A question regarding fine-tuning

I am structuring my training data. The user message contains the question and the prompt (the questions is about the the prompt), the assistant message is examples of how I would answer that question for that prompt.

In the documentation, it is mentioned “We generally recommend taking the set of instructions and prompts that you found worked best for the model prior to fine-tuning, and including them in every training example.”, my question is where should I add the instruction when I am preparing this examples? If anyone has a link to a good example, it would be very helpful. The openai example is very simple and straightforward.

Welcome to the community.

So, in the above description, ‘instructions’ means ‘prompts’.

You are on the right track.

Based on your explanation, here is an example for a simple completions fine tuning:

{“prompt”: “Question + Prompt”, “completion”: “Answer”}

Hope this helps. I will keep an eye on this for the next day to see if you have any follow up questions.

1 Like

Thank you so much for the prompt reply. But just to clarify this further for myself, here is how I construct the messages when I am making a call to the API (just the gpt-turbo model, no fine-tuning):

messages = [
{“role”: “system”, “content”: “You are a helpful assistant.”},
{“role”: “user”, “content”: prompt},
{“role”: “assistant”, “content”: instruction},
]

The prompt is the same prompt I am using to construct my examples for fine-tuning, the instruction though is a long paragraph explaining to the chatgpt what to do.

In creating examples for fine-tuning, however, instead of instructions, I am providing examples of how to do the task.
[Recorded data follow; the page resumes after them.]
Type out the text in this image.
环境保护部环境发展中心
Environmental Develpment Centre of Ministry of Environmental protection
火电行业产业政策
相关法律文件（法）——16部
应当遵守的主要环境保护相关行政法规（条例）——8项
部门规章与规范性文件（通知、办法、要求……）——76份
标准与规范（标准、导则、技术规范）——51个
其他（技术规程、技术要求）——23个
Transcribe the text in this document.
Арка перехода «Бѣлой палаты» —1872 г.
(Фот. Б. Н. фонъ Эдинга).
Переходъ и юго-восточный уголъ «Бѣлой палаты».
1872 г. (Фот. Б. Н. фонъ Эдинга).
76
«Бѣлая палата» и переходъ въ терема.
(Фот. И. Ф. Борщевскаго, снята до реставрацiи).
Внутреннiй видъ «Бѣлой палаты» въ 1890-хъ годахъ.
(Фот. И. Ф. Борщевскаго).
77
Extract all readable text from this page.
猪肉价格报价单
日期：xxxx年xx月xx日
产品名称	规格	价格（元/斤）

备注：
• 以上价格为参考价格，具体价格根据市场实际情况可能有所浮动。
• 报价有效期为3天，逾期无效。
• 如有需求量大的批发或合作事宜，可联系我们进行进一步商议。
Is there any benefit in adding the instruction to the prompt (if that’s the right place to add it)? Is there any harm to the fine-tuned model if I remove the instructions completely? Are these examples of “how to do the task” actually acting as if the instructions were provided? Any discussion would be helpful. Since fine-tuning is not cheap, I am trying to avoid trial and error as much as I can.

Answer below in italics

messages = [
{“role”: “system”, “content”: “You are a helpful assistant. <your instruction should go here - what do you want the AI to do, this should be the same for every entry of your JSONL file. This should ideally contain the instructions on what the AI has to do when given a prompt to get the answer>”},
{“role”: “user”, “content”: prompt},
{“role”: “assistant”, “content”: instruction <remove instruction here. ideally, here, you just give it the output that you want. So just add the answer to your question here. So this becomes Answer>},
]

For ease, I have found that its easier to do a smaller sample run to see if you are starting to get the right result. A small sample size of 30 to 50 is good enough for this and should be quite cheap.

This makes a lot of sense now. Thank you so much. Yes my plan is to start with a smaller training set and go from there.

Thank you again for your information.

I was wondering about the max token limit of different models that are finetune-able. Here is what I found in the documentation: “Token limits depend on the model you select. For gpt-3.5-turbo-0125 , the maximum context length is 16,385 so each training example is also limited to 16,385 tokens. For gpt-3.5-turbo-0613 , each training example is limited to 4,096 tokens.” my examples are each around 23000 tokens. I was wondering 1) what is the max token limit on the other models? 2) Are there any tricks or tips that anyone can suggest to make the fine-tuning work without shortening the example too much?

Hey @somayeh.molaei

a) that is a lot of tokens for fine tuning :slight_smile:

That being said, could you do the following:

  1. reduce the tokens by removing stop words (apparently don’t have any impact, but I could be wrong here): Removing stop words with NLTK library in Python | by Banjoko Judah | Analytics Vidhya | Medium

And remember: you are training the AI on how to complete a context based on another context, where you can show various lengths of conversation depth and injection of knowledge and the output that utilizes that injection correctly.

You are making examples expected to be seen in actual use of the application. The AI will infer adjacent user inputs to mean similar response completion.

Therefore, a training context length greater than the model has little value. A context that is your product list and then the AI not answering about that doesn’t train much. The AI answering to a user input that no user would ever type also doesn’t put the fine-tune model on a path to making useful output. You would not train on a context length the AI will never see in practice.

So to review the prior points visited that can inform the desire to place larger context: a training file example:

system: (brief identity particular to this AI you will also use in application. The idea is that you don’t need a massive amount of text explaining the AI operation, because the AI learns the desired operation by examples)
user: past input context
assistant: past answer context
user: current user input like the user input or instruction programming of your application
assistant: (all varieties of a new type of output you want to teach, that show the AI has a special skill or behavior that is not or cannot be instructed by system prompt programming)

1 Like

Yeah but there are use cases that don’t involve conversations.

For example, if I want the model to reason over a document and then create an output based on that, it would not be overly useful or a good depiction of reality if I just included half of the document as the training example.

So I do see value in larger context windows for fine-tuning depending on the use case at hand.